Sneak Peek: Tracy K. Smith Podcast

Jo Reed: On February 11, you’re doing a live virtual reading to mark Abraham Lincoln’s birthday, which does seem particularly pertinent this year. Can you tell me why you decided to participate and what is it that you want to provoke in people?

Tracy K. Smith: I think we’re constantly being reached if you will by history feels literal to me. I think the stakes that Lincoln faced and the lives that the Civil War was fought to let’s say change the status of-- I guess there were some who wanted to maintain the enslaved status for blacks in this country but I’m one of those people who believes that the Civil War was absolutely fought about slavery; I know very eloquent scholars who are able to suggest otherwise but I don’t buy it. And so I am interested in that conversation. I’m also interested in the fact that there is some way that that perspective, perhaps not about something as abhorrent today as slavery but about a mind-set that says privilege and even a sense of superiority, can be designated by race. That’s something we need to talk about. That’s something that poetry can help us close the distance on. I have a long poem in “Wade in the Water” that’s derived from Civil War letters and deposition statements. Many of those letters were written to Abraham Lincoln out of a sense of urgent desperation: Please help me. Please get fair pay for me. Please help my son. Can you tell me am I free or not? Those voices feel relevant to me. They don’t feel foreign, they don’t feel historic, and I think that the mind-set that allowed people to storm the capitol is proof that this nineteenth-century perspective isn’t gone. I feel like I could say more but there is something really startling about the fact that Abraham Lincoln is probably one of the most relevant Americans we can think of at this moment. 

Jo Reed: In your work, history is often a shadow that shapes the present. It’s not as though the figure shapes the shadow; it’s the shadow that shapes the figure.

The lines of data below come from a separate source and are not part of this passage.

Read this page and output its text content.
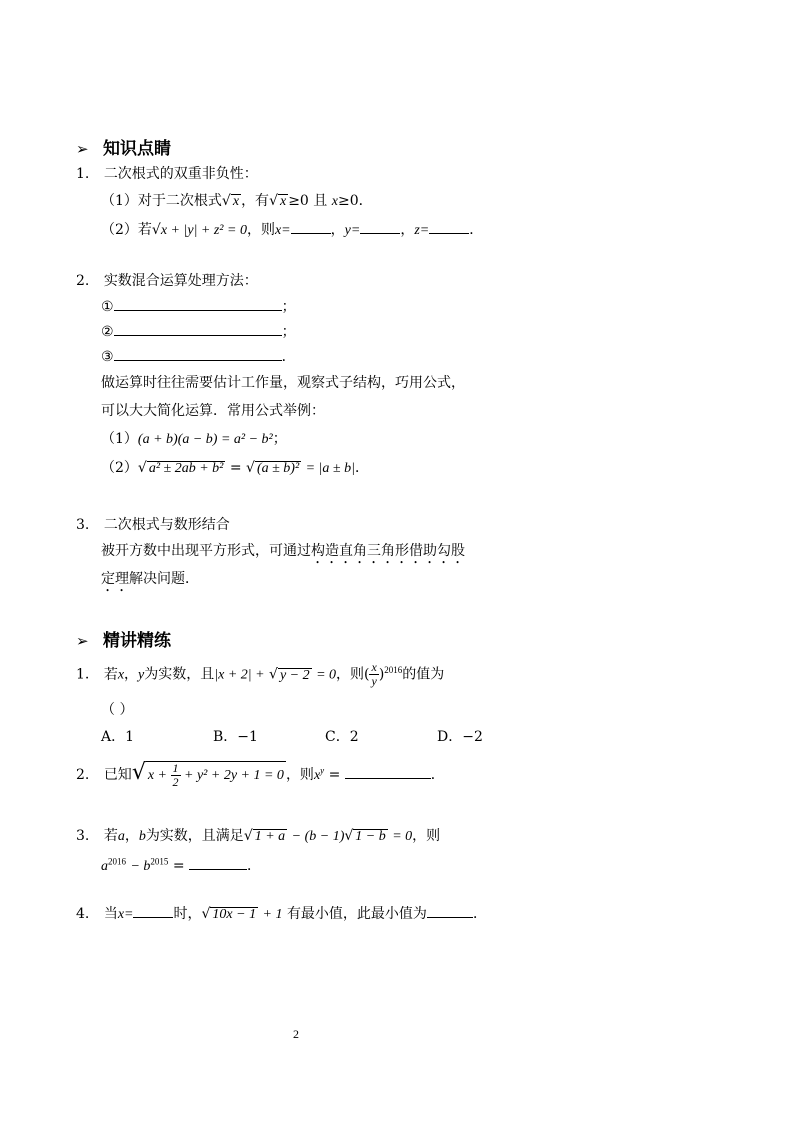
➢ 知识点睛
1. 二次根式的双重非负性：
（1）对于二次根式√ x ，有√ x ≥0 且 x≥0．
（2）若√x + |y| + z² = 0，则x=	，y=	，z=	．
2. 实数混合运算处理方法：
①	；
②	；
③	．
做运算时往往需要估计工作量，观察式子结构，巧用公式，
可以大大简化运算．常用公式举例：
（1）(a + b)(a − b) = a² − b²；
（2）√ a² ± 2ab + b² = √ (a ± b)² = |a ± b|．
3. 二次根式与数形结合
被开方数中出现平方形式，可通过构造直角三角形借助勾股
定理解决问题．
➢ 精讲精练
1. 若x，y为实数，且|x + 2| + √ y − 2 = 0，则( $\frac{x}{y} )^{2016}$的值为
（ ）
A．1	B．−1	C．2	D．−2
2. 已知√ $x + \frac{1}{2} + y^2 + 2y + 1 = 0$ ，则$x^y$ =	．
3. 若a，b为实数，且满足√ 1 + a − (b − 1)√ 1 − b = 0，则
$a^{2016} - b^{2015}$ =	．
4. 当x=	时，√ 10x − 1 + 1 有最小值，此最小值为	．
2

I wonder if you’d mind reading your poem “Declaration” and then telling us a bit about it.

Tracy K. Smith: Okay,

“Declaration”:

He has
               sent hither swarms of Officers to harass our people
 He has plundered our
                                            ravaged our
                                                                          destroyed the lives of our
 taking away our­
                                  abolishing our most valuable

and altering fundamentally the Forms of our
In every stage of these Oppressions We have Petitioned for
Redress in the most humble terms:
                                                                 Our repeated
Petitions have been answered only by repeated injury.

We have reminded them of the circumstances of our emigration
and settlement here.
                                     —taken Captive
                                                    on the high Seas
                                                                                                     to bear—

 So that poem is obviously drawn from the text of the Declaration of Independence which I was reading as a way of trying to listen to history a little bit differently than I habitually had or maybe had even been taught to and trying to see if there was another story or another message within a document like the Declaration of Independence that could be useful to my understanding or even our collective experience of the twenty-first century. And what I found when I looked at it closely was that this narrative of the nature of black existence in this country leapt off the page, and I wrote that poem now maybe three or more years ago but reading it in 2021 after the summer that we’ve endured with so much violence against blacks and so much violence heaped on top of violence because of the fact of outcry and protest that poem is very haunting to me.